Gafla (Scam) and Relations:

Stock Markets were the thing to which investors were sticking to resembling the ad of Fevicol ka Jod, and they are the things from which investors are fleeing away, not unlike the Jackal who runs toward the city on the roar of the lion. I am a novice in the field of investing in markets (not even started as of yet) but regarding the understanding of basic subtleties of investing, I think I have gathered some expertise. I will just try to express my opinion on some of the rumblings going on in the market.

First of all, I would like to tell you all that I watched the movie Gafla yesterday. Though they proclaim the movie as a work of fiction, but I (like many others) was able to relate it to the notorious scam undertaken by Harshad Mehta in 91-92. The movie deals with how a non-entity, with a bookish knowledge of the stock market, was able to corner a position for himself which deflated the wits of many stalwarts. The movie tells us that how “safe and secure” investing can create wealth for you. The movie also illustrates that how the big players controlled the heights of the market. Harshad Mehta was able to keep the evil plans of these investors at bay and boosted the economy using the scrupulous money garnered from HDFC Bank, supposed to be deposited in government securities.

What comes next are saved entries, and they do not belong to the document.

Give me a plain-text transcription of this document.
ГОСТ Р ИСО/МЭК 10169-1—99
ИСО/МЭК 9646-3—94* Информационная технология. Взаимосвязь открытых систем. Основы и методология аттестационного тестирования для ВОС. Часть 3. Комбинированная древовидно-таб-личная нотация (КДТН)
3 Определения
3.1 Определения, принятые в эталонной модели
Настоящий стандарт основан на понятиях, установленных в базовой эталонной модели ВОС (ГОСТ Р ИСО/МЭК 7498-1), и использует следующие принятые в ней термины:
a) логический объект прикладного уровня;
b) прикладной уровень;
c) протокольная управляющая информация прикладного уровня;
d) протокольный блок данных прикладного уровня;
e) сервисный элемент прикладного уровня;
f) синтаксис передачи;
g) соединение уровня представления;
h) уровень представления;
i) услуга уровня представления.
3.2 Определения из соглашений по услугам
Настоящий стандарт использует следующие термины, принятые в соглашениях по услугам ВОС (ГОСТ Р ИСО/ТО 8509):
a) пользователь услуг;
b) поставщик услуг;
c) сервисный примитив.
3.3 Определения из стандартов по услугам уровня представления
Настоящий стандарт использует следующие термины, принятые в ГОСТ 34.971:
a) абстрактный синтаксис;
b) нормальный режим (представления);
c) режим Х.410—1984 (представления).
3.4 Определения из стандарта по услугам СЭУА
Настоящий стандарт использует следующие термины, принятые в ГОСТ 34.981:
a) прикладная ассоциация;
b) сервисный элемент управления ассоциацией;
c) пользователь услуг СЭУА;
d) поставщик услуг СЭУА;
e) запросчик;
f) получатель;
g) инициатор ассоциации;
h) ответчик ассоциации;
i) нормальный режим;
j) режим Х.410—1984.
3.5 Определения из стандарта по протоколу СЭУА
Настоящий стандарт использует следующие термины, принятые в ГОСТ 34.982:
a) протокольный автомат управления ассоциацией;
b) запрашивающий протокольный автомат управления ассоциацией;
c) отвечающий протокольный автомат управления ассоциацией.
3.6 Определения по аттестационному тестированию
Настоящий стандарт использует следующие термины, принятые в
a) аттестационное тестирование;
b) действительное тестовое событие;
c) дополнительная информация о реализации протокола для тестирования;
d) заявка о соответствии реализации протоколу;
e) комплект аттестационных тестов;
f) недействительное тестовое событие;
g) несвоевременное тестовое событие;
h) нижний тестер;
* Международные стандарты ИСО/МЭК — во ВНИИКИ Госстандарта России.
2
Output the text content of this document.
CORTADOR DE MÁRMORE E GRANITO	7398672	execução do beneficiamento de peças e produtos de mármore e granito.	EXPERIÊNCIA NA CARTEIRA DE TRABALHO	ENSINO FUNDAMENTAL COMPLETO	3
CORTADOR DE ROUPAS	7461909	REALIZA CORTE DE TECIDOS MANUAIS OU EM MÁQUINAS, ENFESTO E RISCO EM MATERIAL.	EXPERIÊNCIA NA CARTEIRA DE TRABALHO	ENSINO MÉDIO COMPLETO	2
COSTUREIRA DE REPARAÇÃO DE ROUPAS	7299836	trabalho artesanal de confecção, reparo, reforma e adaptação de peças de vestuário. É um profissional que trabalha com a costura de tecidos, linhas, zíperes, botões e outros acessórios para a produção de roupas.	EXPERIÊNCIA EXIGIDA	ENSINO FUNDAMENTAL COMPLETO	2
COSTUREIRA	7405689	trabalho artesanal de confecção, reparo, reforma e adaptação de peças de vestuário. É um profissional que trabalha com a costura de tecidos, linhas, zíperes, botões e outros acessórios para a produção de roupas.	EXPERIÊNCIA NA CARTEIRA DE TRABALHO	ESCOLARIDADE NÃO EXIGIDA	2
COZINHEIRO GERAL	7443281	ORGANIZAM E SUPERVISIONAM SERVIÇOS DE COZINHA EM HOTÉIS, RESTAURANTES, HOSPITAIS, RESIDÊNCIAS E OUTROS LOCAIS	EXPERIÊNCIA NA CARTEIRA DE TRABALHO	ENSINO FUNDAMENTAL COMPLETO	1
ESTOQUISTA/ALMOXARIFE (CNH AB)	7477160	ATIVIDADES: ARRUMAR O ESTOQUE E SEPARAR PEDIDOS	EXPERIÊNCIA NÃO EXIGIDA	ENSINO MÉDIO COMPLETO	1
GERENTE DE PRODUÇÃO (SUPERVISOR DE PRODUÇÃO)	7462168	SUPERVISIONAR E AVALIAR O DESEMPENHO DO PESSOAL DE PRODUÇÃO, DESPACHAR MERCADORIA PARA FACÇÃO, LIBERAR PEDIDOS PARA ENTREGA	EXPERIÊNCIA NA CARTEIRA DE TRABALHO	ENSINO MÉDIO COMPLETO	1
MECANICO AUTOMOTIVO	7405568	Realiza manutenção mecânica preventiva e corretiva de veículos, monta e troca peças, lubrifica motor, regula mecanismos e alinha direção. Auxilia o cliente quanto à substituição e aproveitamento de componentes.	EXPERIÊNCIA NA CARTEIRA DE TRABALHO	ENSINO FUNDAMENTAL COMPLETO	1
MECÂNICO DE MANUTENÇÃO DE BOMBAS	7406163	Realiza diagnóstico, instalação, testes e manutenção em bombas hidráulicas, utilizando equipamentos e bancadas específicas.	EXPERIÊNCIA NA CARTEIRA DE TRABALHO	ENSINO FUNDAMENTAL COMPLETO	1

Now, let’s come to the present market situation. The markets are running in a bear phase owing to the pressures from the subprime lending. Because of this, the credit rating of all industries is decreased and a liquidity crunch is eclipsing the markets. Also, the demand of consumer goods has declined owing to the gloomy outlook prevailing in the markets. This has led to a decrease in the borrowings by various firms for their operations, even though Fed has taken steps by reducing the lending rates to 3.5%. Fed is also providing the banks with loans worth billions at very low interest rates for solving the problem of liquidity crunch.

Fed is looking forward to providing each of the borrowers with some fiscal incentive so that they will be able to face the prevailing attitudes and help the markets to regain by spending some amount. And it is because of this speculation that Indian Market has seen a growth of more than 1000 points in the previous 2 days (although Sensex decreased 130 points today). You can see hue and cry from each sector, the zeal with which they are trying to convince the spectator that this is the right time for buying.

But according to me, the small rise in the economy is just spurious (and even reeks of scam 😉 ) and the US markets will further deflate. This will take place due to the further housing crunch, inflation and various other reasons. So according to me the best thing to do now-a-days is to go short, or may be even deal in small intervals and save the dealings for long term investments for the month of May or start of June. Till then adios.